Warhammer had a lore-heavy day, and both pieces lean into betrayal. First, the Heresy spotlight follows the White Scars into a trap.
Meanwhile, Age of Sigmar gets a theatrical Slaanesh horror story. Together, they show how pride fuels Warhammer drama.
Horus Heresy Lore: The White Scars Ride Into the Alpha Legion’s Trap

The Heresy update continues the “Pages from the Black Books” series by revisiting Chondax. After Ullanor, the White Scars were sent into Chondax to hunt Ork remnants. However, the Legion found something far more dangerous than greenskin stragglers. The campaign became a maze of deception as the Alpha Legion moved against the sons of the Khan.
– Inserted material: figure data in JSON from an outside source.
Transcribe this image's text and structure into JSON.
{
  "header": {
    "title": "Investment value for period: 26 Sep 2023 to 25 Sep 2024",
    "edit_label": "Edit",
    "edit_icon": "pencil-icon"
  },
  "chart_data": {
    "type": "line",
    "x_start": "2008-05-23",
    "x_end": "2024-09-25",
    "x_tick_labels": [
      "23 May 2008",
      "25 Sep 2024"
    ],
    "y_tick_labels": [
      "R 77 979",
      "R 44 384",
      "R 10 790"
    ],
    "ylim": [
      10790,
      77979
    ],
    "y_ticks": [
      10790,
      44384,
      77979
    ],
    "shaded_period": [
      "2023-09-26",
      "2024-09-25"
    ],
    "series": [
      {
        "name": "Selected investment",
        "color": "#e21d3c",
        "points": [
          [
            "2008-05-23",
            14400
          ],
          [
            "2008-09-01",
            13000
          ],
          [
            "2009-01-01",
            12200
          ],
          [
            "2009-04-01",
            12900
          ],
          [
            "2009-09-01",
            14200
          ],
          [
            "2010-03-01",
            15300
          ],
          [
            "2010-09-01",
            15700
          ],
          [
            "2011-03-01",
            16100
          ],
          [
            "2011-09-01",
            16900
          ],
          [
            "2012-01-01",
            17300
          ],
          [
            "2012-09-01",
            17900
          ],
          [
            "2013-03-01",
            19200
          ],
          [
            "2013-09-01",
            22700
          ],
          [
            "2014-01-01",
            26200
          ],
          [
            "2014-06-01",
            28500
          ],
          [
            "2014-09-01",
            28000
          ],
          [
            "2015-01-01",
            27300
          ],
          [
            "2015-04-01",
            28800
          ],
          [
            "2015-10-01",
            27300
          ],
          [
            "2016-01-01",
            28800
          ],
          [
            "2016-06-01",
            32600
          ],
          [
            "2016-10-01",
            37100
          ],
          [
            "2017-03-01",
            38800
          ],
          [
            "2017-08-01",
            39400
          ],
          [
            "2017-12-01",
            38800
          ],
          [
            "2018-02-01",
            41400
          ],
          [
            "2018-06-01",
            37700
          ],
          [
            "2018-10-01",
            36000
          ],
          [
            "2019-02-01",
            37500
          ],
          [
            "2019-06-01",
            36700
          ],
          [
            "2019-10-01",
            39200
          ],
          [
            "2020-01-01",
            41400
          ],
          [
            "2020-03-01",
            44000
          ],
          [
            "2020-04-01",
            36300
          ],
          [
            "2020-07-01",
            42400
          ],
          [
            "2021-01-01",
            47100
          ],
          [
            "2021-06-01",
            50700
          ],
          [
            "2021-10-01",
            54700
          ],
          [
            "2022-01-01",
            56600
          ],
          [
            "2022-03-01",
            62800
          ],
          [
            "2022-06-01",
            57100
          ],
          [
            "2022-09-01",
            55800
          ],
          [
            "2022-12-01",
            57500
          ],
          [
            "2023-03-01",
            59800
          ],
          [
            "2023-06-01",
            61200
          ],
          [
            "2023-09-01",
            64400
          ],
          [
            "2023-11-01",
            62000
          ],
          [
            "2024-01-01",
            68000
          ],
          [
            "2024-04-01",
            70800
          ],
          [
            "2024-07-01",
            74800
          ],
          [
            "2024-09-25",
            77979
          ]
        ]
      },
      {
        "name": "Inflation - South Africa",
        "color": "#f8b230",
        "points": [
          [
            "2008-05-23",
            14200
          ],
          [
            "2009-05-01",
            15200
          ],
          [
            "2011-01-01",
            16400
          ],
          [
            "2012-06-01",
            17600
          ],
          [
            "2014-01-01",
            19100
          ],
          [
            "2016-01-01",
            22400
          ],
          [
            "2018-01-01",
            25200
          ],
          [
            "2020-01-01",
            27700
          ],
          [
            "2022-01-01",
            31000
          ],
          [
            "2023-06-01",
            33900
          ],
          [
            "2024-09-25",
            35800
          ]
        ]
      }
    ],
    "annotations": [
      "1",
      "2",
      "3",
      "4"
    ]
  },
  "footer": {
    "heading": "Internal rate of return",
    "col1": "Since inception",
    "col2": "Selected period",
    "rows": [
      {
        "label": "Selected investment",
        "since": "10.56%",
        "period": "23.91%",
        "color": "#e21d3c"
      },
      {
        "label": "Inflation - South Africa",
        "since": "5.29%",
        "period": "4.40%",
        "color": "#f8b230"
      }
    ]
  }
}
That is strong Heresy material, because Chondax is not just another battlefield. Instead, it is where loyalists learn the civil war is real, messy, and already underneath them.
For White Scars players, that gives the Legion more than speed and bikes. It frames them as warriors forced to escape treachery, read the truth, and choose their path. Also, the download comes from The Horus Heresy Book Eight: Malevolence, preserving classic Black Book texture.
Slaanesh Lore Turns Desire Into a Stage Play of Ruin

The fiction piece, Passions, closes its theatrical tale around Andresh Vivallgo, a gifted but entitled Hyshian student. He has been led through indulgences by Duc Silling, while still obsessing over Beata. However, this finale strips away the glamour and shows the rot underneath. Silling drags Andresh below the Polychromatic Tower, where past pleasures become grotesque punishments.

Former feasters ruin themselves through gluttony, while an aelven tutor enslaves performers through lost greatness. Meanwhile, the Glittering Knight names each seduction and keeps pushing Andresh toward recognition. When Beata appears, she sees his corruption clearly and warns him against unearned desire. Instead, Andresh turns her rejection into proof of wounded importance. That is the knife twist, because his fall is not caused by pleasure alone. Rather, vainglory makes him believe every sin was honest self-discovery.

Then Silling and the Knight name Slaanesh, and the performance becomes a daemonic summoning. Beata is overwhelmed, Silling vanishes laughing, and Andresh addresses the audience directly. It is creepy and very Slaanesh, since spectators become part of the temptation. The article ends by tying the story to the Hedonites battletome, Lord of Hysteria, Spearhead, and preorders.
Summary and Final Thoughts
Overall, these pieces work because they treat corruption as a process. Chondax shows military betrayal, while Passions shows spiritual collapse. Also, both make their factions feel sharper before models hit the table.